Bug 255065

Summary: Accept filters do not timeout inactive connections
Product: Base System Reporter: Dave Hayes <dave>
Component: kernAssignee: freebsd-net (Nobody) <net>
Status: New ---    
Severity: Affects Many People    
Priority: ---    
Version: 12.2-STABLE   
Hardware: Any   
OS: Any   
See Also: https://bugs.freebsd.org/bugzilla/show_bug.cgi?id=29774

Description Dave Hayes 2021-04-14 20:06:26 UTC 
The accept filter mechanism apparently has no methodology to timeout inactive connections.
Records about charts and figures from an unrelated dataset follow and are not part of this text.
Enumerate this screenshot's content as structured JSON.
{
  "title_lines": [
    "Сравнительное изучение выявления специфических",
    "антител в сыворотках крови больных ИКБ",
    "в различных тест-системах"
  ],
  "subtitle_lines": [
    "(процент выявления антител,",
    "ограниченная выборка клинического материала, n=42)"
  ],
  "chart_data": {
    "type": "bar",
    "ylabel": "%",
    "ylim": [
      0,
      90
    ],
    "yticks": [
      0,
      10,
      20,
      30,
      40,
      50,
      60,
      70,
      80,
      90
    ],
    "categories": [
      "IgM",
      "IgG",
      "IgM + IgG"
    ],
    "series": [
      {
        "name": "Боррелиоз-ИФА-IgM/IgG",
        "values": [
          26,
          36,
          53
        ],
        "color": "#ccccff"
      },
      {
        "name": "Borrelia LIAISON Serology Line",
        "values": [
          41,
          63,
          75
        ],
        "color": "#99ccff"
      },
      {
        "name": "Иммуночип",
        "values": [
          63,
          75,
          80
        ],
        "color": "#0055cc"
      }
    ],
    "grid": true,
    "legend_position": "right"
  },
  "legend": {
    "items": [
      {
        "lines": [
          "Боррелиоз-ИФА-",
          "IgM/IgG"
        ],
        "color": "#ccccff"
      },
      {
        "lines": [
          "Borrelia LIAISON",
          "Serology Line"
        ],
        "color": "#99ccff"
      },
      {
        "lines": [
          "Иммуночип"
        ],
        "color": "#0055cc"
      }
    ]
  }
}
This allows one to connect to an application using accept filter, and simply hold the connection open indefinitely without sending data. 
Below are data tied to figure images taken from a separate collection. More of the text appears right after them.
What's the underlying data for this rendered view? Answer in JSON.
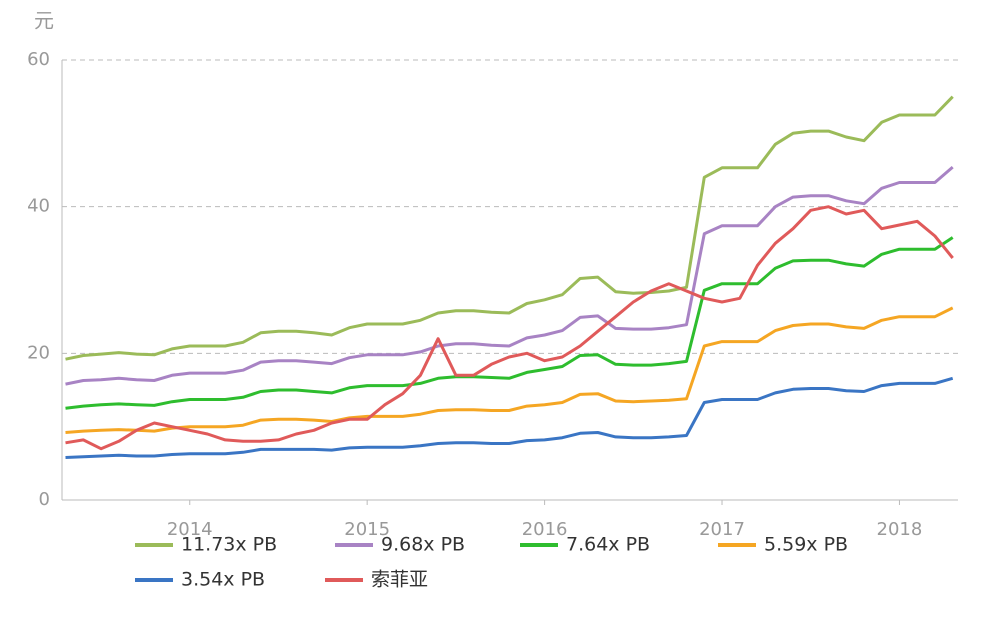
{
  "chart_data": {
    "type": "line",
    "y_label": "元",
    "x": [
      2013.3,
      2013.4,
      2013.5,
      2013.6,
      2013.7,
      2013.8,
      2013.9,
      2014.0,
      2014.1,
      2014.2,
      2014.3,
      2014.4,
      2014.5,
      2014.6,
      2014.7,
      2014.8,
      2014.9,
      2015.0,
      2015.1,
      2015.2,
      2015.3,
      2015.4,
      2015.5,
      2015.6,
      2015.7,
      2015.8,
      2015.9,
      2016.0,
      2016.1,
      2016.2,
      2016.3,
      2016.4,
      2016.5,
      2016.6,
      2016.7,
      2016.8,
      2016.9,
      2017.0,
      2017.1,
      2017.2,
      2017.3,
      2017.4,
      2017.5,
      2017.6,
      2017.7,
      2017.8,
      2017.9,
      2018.0,
      2018.1,
      2018.2,
      2018.3
    ],
    "xlim": [
      2013.28,
      2018.33
    ],
    "xticks": [
      2014,
      2015,
      2016,
      2017,
      2018
    ],
    "ylim": [
      0,
      60
    ],
    "yticks": [
      0,
      20,
      40,
      60
    ],
    "grid": true,
    "legend": "bottom",
    "series": [
      {
        "name": "11.73x PB",
        "color": "#9bbb59",
        "values": [
          19.2,
          19.7,
          19.9,
          20.1,
          19.9,
          19.8,
          20.6,
          21.0,
          21.0,
          21.0,
          21.5,
          22.8,
          23.0,
          23.0,
          22.8,
          22.5,
          23.5,
          24.0,
          24.0,
          24.0,
          24.5,
          25.5,
          25.8,
          25.8,
          25.6,
          25.5,
          26.8,
          27.3,
          28.0,
          30.2,
          30.4,
          28.4,
          28.2,
          28.3,
          28.5,
          29.0,
          44.0,
          45.3,
          45.3,
          45.3,
          48.5,
          50.0,
          50.3,
          50.3,
          49.5,
          49.0,
          51.5,
          52.5,
          52.5,
          52.5,
          55.0
        ]
      },
      {
        "name": "9.68x PB",
        "color": "#a883c4",
        "values": [
          15.8,
          16.3,
          16.4,
          16.6,
          16.4,
          16.3,
          17.0,
          17.3,
          17.3,
          17.3,
          17.7,
          18.8,
          19.0,
          19.0,
          18.8,
          18.6,
          19.4,
          19.8,
          19.8,
          19.8,
          20.2,
          21.0,
          21.3,
          21.3,
          21.1,
          21.0,
          22.1,
          22.5,
          23.1,
          24.9,
          25.1,
          23.4,
          23.3,
          23.3,
          23.5,
          23.9,
          36.3,
          37.4,
          37.4,
          37.4,
          40.0,
          41.3,
          41.5,
          41.5,
          40.8,
          40.4,
          42.5,
          43.3,
          43.3,
          43.3,
          45.4
        ]
      },
      {
        "name": "7.64x PB",
        "color": "#2ebd2e",
        "values": [
          12.5,
          12.8,
          13.0,
          13.1,
          13.0,
          12.9,
          13.4,
          13.7,
          13.7,
          13.7,
          14.0,
          14.8,
          15.0,
          15.0,
          14.8,
          14.6,
          15.3,
          15.6,
          15.6,
          15.6,
          15.9,
          16.6,
          16.8,
          16.8,
          16.7,
          16.6,
          17.4,
          17.8,
          18.2,
          19.7,
          19.8,
          18.5,
          18.4,
          18.4,
          18.6,
          18.9,
          28.6,
          29.5,
          29.5,
          29.5,
          31.6,
          32.6,
          32.7,
          32.7,
          32.2,
          31.9,
          33.5,
          34.2,
          34.2,
          34.2,
          35.8
        ]
      },
      {
        "name": "5.59x PB",
        "color": "#f5a623",
        "values": [
          9.2,
          9.4,
          9.5,
          9.6,
          9.5,
          9.4,
          9.8,
          10.0,
          10.0,
          10.0,
          10.2,
          10.9,
          11.0,
          11.0,
          10.9,
          10.7,
          11.2,
          11.4,
          11.4,
          11.4,
          11.7,
          12.2,
          12.3,
          12.3,
          12.2,
          12.2,
          12.8,
          13.0,
          13.3,
          14.4,
          14.5,
          13.5,
          13.4,
          13.5,
          13.6,
          13.8,
          21.0,
          21.6,
          21.6,
          21.6,
          23.1,
          23.8,
          24.0,
          24.0,
          23.6,
          23.4,
          24.5,
          25.0,
          25.0,
          25.0,
          26.2
        ]
      },
      {
        "name": "3.54x PB",
        "color": "#3a75c4",
        "values": [
          5.8,
          5.9,
          6.0,
          6.1,
          6.0,
          6.0,
          6.2,
          6.3,
          6.3,
          6.3,
          6.5,
          6.9,
          6.9,
          6.9,
          6.9,
          6.8,
          7.1,
          7.2,
          7.2,
          7.2,
          7.4,
          7.7,
          7.8,
          7.8,
          7.7,
          7.7,
          8.1,
          8.2,
          8.5,
          9.1,
          9.2,
          8.6,
          8.5,
          8.5,
          8.6,
          8.8,
          13.3,
          13.7,
          13.7,
          13.7,
          14.6,
          15.1,
          15.2,
          15.2,
          14.9,
          14.8,
          15.6,
          15.9,
          15.9,
          15.9,
          16.6
        ]
      },
      {
        "name": "索菲亚",
        "color": "#e05a5a",
        "values": [
          7.8,
          8.2,
          7.0,
          8.0,
          9.5,
          10.5,
          10.0,
          9.5,
          9.0,
          8.2,
          8.0,
          8.0,
          8.2,
          9.0,
          9.5,
          10.5,
          11.0,
          11.0,
          13.0,
          14.5,
          17.0,
          22.0,
          17.0,
          17.0,
          18.5,
          19.5,
          20.0,
          19.0,
          19.5,
          21.0,
          23.0,
          25.0,
          27.0,
          28.5,
          29.5,
          28.5,
          27.5,
          27.0,
          27.5,
          32.0,
          35.0,
          37.0,
          39.5,
          40.0,
          39.0,
          39.5,
          37.0,
          37.5,
          38.0,
          36.0,
          33.0
        ]
      }
    ]
  }
}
Sockets that connect to an accept filter should timeout after some reasonable period of inactivity.

This ancient bug is related: 

  https://bugs.freebsd.org/bugzilla/show_bug.cgi?id=29774

I do realize this behavior is (thankfully) limited by the setting of kern.ipc.soacceptqueue, which defaults to 4096. I also realize that the 4097th socket will cause the oldest socket to be dropped by the kernel. Even so, this is still a potential waste of resource. 

Is it possible to allow an explicit timeout to be set, either by sysctl or by API?